“Say,” spoke up a slim, narrow-winged creature with abnormally long legs, “I’m one of your relations, though I can’t walk upside down.”

“You?” repeated Mrs. House Fly, contemptuously. “Why, you can’t walk decently right side up.”

“It is true,” sighed the crane fly. “I haven’t even the grace of Daddy Long Legs, for:

“My six long legs all here and there

Oppress my bosom with despair.”

“Well, I don’t care about your legs,” said Mrs. House Fly. “I was speaking of my relations—my smart relations. All are not smart. I have some who need only bite the twig of a tree and lay their eggs there, and what do you suppose happens? A round ball grows over the spot and men call it a gall, but it is really a tiny house for my cousin’s babies. I have another cousin, whose name is Cecidomyia strobiloides. It is long for such a tiny creature, but she bears up very well under it.”

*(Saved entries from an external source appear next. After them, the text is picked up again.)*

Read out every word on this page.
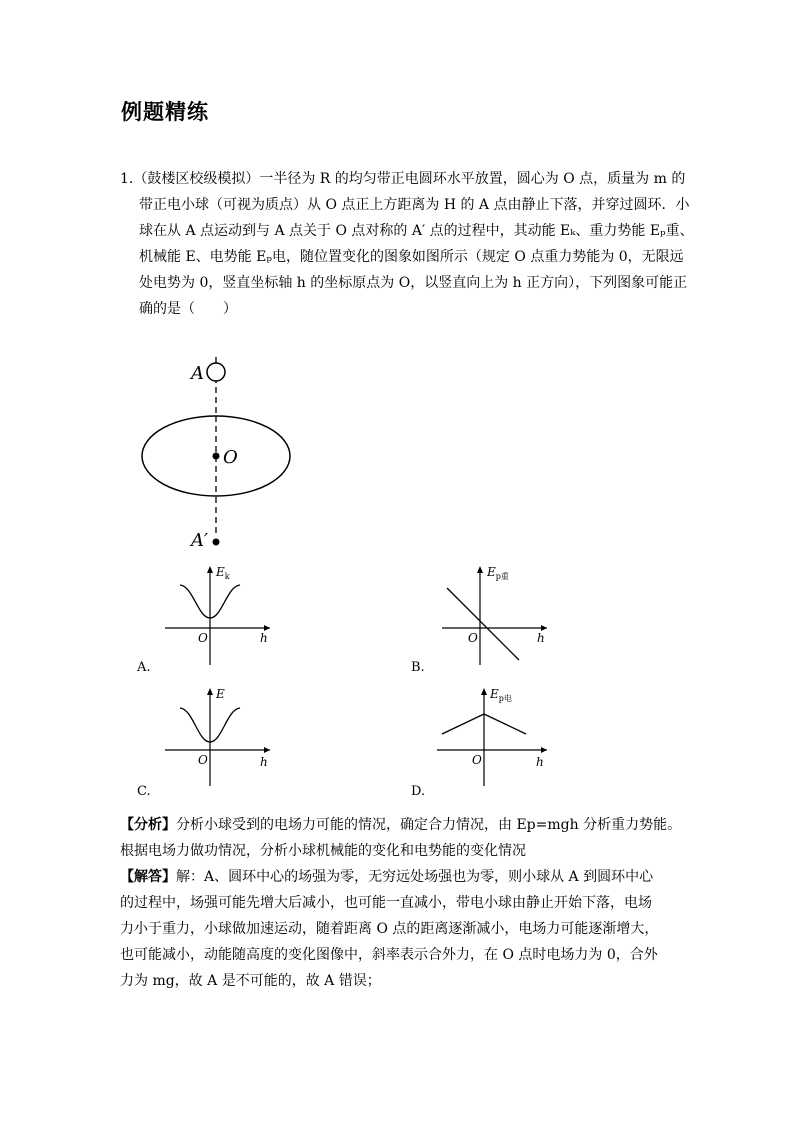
例题精练
1.（鼓楼区校级模拟）一半径为 R 的均匀带正电圆环水平放置，圆心为 O 点，质量为 m 的
带正电小球（可视为质点）从 O 点正上方距离为 H 的 A 点由静止下落，并穿过圆环．小
球在从 A 点运动到与 A 点关于 O 点对称的 A′ 点的过程中，其动能 Eₖ、重力势能 Eₚ重、
机械能 E、电势能 Eₚ电，随位置变化的图象如图所示（规定 O 点重力势能为 0，无限远
处电势为 0，竖直坐标轴 h 的坐标原点为 O，以竖直向上为 h 正方向），下列图象可能正
确的是（　　）
A
O
A′
$E_k$
O	h
A.
$E_{p重}$
O	h
B.
E
O	h
C.
$E_{p电}$
O	h
D.
【分析】分析小球受到的电场力可能的情况，确定合力情况，由 Ep=mgh 分析重力势能。
根据电场力做功情况，分析小球机械能的变化和电势能的变化情况
【解答】解：A、圆环中心的场强为零，无穷远处场强也为零，则小球从 A 到圆环中心
的过程中，场强可能先增大后减小，也可能一直减小，带电小球由静止开始下落，电场
力小于重力，小球做加速运动，随着距离 O 点的距离逐渐减小，电场力可能逐渐增大，
也可能减小，动能随高度的变化图像中，斜率表示合外力，在 O 点时电场力为 0，合外
力为 mg，故 A 是不可能的，故 A 错误；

“I couldn’t ever pronounce it,” said Ruth. “What does she do, please?”

“She flies to a willow tree in the Spring, before the leaves are out, and with a spear on the end of her body she cuts a gash in the tip end of the bud, just where it is most tender and juicy. She lays an egg in the gash; then goes to another twig, and does the same thing, until she has laid as many eggs as she wishes. When her babies hatch, they do not look at all like their gauzy-winged little gray mother, nor do they care for sun or air. In fact, they never stir from their cells. They can eat, though, and the sap of the tree is their food.”

“You all seem to think a good deal of eating,” said Ruth.

“Of course. Isn’t that what we are hatched for? But my cousin’s babies have lost their appetites by the Fall, and then they go to sleep. They wake up in the Spring, and, strange to say, they have grown exactly like their mother and are ready to lay eggs on some more willow twigs. Very likely the willow tree does not care to have them do it, for the twig where their cradle is does not grow into a branch as the tree meant it should. Instead, the small leaves just crowd upon each other, until they look like a green pine cone.”